I disagree with that. The bulge would exist regardless of centrifugal “force”. Centrifugal force simply adds to the effect.

Gravity is stronger on the near side than it is at the center, so it draws material on that side toward the focus of the orbit. It is weaker on the far side than it is at the center, so the material on that side is drawn in the other direction.

Similarly, centrifugal “force” on the near side is weaker than it is at the center, so material on the near side is drawn away towards the focus of the orbit. Mutatis mutandis on the far side.

The Wikipedia description appeals to intuition, because we thing of gravity as pulling into the center, and centrifugal force as pulling away. But, that is erroneous, because all the pushing and pulling is with respect to the central of gravity of the orbiting object.

122. stevefitzpatrick says:

Leif,
I think a quick though experiment will settle it. Imagine for a moment not an orbiting Earth-Moon system, but Earth and Moon fixed relative to each other, but held apart at a fixed distance by a (very strong!) mass-less rod. What would happen to the ocean? It would bulge (become deeper) on the Moon side of the Earth, and at the same time become more shallow on the side opposite the Moon. Not two bulges, only one. It is the joint rotation about the Earth-Moon barycenter that generates the opposing bulge away from the Moon.

123. stevefitzpatrick says:

Bart says:
February 15, 2014 at 1:40 pm
Please consider my thought experiment described above. Centrifugal forces around the barycenter seem to me key to the actual tidal behavior of the Earth’s oceans.

124. Mike M says:

.Mike M says: February 15, 2014 at 12:21 pm …. So if earth’s orbital velocity around the sun slows down it will not fall closer towards the sun and if it speeds up it won’t go further way from the sun? …
—————————
lsvalgaard says: …The closer the Earth would be to the Sun, the faster it would go …
—————————

My ORIGINAL question: If earth’s orbital velocity around the sun slows down it will:
A) Go closer to the Sun
B) Go further away from the Sun

Answer the question, A or B?

125. Greg says:

CliveB: Centrifuges separate U256 from U238. Nobody told the machines that what they were doing was fictitious or impossible.

If you climb in with the gas and start spinning you will need to invoke a _fictitious_ force to explain why you are being thrown against the wall of the centrifuge.

If you watch from the lab you will explain that the walls of vessel are providing the centripetal force needed to constrain the gases in a circular motion. Nothing fictitious needs to be explained to the machines or the lab techs.

126. Bart says:

stevefitzpatrick says:
February 15, 2014 at 1:41 pm

“What would happen to the ocean? It would bulge (become deeper) on the Moon side of the Earth, and at the same time become more shallow on the side opposite the Moon. Not two bulges, only one. “

That is an inappropriately constrained analogy.
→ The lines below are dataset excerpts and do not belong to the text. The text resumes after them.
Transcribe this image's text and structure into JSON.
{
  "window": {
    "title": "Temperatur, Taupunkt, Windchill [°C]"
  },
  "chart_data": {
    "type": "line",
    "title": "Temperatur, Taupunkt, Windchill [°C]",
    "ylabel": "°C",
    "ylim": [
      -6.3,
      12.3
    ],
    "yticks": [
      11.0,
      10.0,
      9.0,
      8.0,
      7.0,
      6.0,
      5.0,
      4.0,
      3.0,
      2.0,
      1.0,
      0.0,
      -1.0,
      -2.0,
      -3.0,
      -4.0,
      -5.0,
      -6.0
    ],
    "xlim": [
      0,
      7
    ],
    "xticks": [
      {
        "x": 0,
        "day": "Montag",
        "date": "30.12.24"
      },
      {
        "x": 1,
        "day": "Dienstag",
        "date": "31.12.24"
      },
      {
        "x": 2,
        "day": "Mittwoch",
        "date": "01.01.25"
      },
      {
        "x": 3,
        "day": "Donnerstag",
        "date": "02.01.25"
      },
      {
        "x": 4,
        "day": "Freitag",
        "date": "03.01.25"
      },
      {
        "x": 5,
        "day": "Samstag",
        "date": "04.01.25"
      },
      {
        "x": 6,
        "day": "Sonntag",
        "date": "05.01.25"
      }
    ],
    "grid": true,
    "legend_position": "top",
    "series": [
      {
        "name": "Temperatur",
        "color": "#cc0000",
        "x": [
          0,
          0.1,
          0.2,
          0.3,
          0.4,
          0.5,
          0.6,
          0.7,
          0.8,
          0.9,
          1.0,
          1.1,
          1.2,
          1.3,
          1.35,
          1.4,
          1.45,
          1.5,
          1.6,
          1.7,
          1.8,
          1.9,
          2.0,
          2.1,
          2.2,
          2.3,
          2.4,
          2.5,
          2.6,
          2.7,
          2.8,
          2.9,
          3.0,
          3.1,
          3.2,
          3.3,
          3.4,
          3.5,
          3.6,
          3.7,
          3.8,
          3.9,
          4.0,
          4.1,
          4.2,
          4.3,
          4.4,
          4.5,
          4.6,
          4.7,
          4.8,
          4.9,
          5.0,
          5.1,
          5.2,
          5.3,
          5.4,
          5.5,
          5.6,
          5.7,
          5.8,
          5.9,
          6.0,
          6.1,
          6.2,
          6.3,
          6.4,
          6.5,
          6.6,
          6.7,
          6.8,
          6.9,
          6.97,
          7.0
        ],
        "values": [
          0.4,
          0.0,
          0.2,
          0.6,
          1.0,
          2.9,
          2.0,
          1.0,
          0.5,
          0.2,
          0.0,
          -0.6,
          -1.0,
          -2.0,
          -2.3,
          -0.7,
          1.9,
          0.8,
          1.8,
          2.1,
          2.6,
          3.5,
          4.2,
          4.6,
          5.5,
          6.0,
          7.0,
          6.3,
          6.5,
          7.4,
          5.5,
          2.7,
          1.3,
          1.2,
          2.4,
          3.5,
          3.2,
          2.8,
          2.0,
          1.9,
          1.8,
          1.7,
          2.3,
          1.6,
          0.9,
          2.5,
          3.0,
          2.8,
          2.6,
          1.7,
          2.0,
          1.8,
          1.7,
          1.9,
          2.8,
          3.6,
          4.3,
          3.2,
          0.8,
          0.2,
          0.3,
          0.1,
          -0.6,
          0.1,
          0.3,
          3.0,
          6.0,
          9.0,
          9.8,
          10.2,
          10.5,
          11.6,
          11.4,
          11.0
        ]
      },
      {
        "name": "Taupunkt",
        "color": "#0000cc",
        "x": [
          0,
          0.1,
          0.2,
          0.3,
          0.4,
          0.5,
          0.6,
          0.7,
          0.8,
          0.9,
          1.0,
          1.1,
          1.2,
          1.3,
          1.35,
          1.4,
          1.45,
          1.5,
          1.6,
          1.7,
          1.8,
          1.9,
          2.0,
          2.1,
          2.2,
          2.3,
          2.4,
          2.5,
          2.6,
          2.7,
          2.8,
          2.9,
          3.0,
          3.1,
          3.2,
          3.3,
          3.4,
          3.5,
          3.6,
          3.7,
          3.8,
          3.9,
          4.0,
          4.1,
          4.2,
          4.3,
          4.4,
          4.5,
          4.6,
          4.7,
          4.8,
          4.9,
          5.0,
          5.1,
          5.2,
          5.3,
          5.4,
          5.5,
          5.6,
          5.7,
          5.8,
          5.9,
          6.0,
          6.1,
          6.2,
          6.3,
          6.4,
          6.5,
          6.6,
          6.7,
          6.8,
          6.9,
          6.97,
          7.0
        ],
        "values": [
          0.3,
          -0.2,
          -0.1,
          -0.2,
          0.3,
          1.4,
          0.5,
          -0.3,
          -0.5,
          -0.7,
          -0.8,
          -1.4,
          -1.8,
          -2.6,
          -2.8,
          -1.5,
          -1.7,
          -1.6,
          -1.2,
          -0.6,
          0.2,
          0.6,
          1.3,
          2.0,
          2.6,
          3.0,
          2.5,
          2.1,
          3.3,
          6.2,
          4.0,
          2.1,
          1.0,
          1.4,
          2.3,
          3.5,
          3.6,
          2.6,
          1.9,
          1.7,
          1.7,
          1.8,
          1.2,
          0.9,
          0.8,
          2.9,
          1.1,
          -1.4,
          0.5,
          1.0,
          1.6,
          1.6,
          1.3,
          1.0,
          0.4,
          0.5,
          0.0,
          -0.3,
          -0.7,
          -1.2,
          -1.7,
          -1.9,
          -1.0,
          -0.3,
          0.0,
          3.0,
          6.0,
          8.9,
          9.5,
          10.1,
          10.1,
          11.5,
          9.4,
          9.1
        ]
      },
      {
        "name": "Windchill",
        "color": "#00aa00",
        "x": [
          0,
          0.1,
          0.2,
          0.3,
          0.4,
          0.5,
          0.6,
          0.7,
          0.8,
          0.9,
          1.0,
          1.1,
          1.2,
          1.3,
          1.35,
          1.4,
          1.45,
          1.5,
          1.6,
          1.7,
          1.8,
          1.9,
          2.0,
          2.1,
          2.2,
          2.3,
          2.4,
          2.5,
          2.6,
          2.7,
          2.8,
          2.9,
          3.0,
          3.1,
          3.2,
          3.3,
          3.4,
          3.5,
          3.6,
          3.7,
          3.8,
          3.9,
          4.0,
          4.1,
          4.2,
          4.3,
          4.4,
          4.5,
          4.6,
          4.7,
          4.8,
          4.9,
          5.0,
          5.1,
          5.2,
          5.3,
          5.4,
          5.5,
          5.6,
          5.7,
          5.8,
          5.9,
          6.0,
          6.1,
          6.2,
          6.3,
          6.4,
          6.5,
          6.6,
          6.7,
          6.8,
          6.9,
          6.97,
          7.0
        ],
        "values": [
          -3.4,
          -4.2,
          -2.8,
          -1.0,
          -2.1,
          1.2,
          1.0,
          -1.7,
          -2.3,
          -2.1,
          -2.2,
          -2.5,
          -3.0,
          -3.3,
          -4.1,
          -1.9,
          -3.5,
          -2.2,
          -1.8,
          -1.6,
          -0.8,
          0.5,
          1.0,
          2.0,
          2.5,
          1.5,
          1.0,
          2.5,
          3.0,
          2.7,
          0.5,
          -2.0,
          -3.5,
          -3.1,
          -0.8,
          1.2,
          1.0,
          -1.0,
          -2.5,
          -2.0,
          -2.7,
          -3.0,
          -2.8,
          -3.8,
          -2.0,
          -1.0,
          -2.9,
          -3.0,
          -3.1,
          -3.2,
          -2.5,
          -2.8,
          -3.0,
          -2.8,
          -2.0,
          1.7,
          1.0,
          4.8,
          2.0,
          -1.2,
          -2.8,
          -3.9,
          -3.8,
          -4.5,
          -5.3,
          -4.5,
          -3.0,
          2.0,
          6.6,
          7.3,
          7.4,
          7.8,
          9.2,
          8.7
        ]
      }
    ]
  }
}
The the rod is canceling the attractive force on the Earth via compressive forces.

In the case of pure gravity, the Earth is being pulled at one level. The oceans on the near side are being pulled harder, and those on the far side are being pulled less.

The centrifugal “force” does not create the symmetry in the bulge, it only adds to it.

127. Bart says:
February 15, 2014 at 1:13 pm
And, the “rotational centrifugal force” to which they refer is embodied in the equation below which, as you see, depends on the orbit rate. Why? Because their body is tidally locked.
Fast rotation can also disrupt a body [nothing to do with tides]. One way of estimating the rotation period of a close-in body is to assume that it is tidally locked and then equal to the orbital period.
The combined effect of fast rotation and tidal forces makes the break up happen before it would without rotation. But the tides themselves have nothing to do with rotation or orbital motions. I have you a simple example of a non-rotating body falling straight into the Sun from infinity [no orbital ‘sideways’ movement. Calculate for us what the tidal height would be for that body and you will see where you go wrong [you get the same answer as the ‘standard’ tidal formula gives].

128. Bart says:

I know it is a difficult logical hurdle when you first approach these kinds of problems, but intuition largely fails in accelerated reference frames.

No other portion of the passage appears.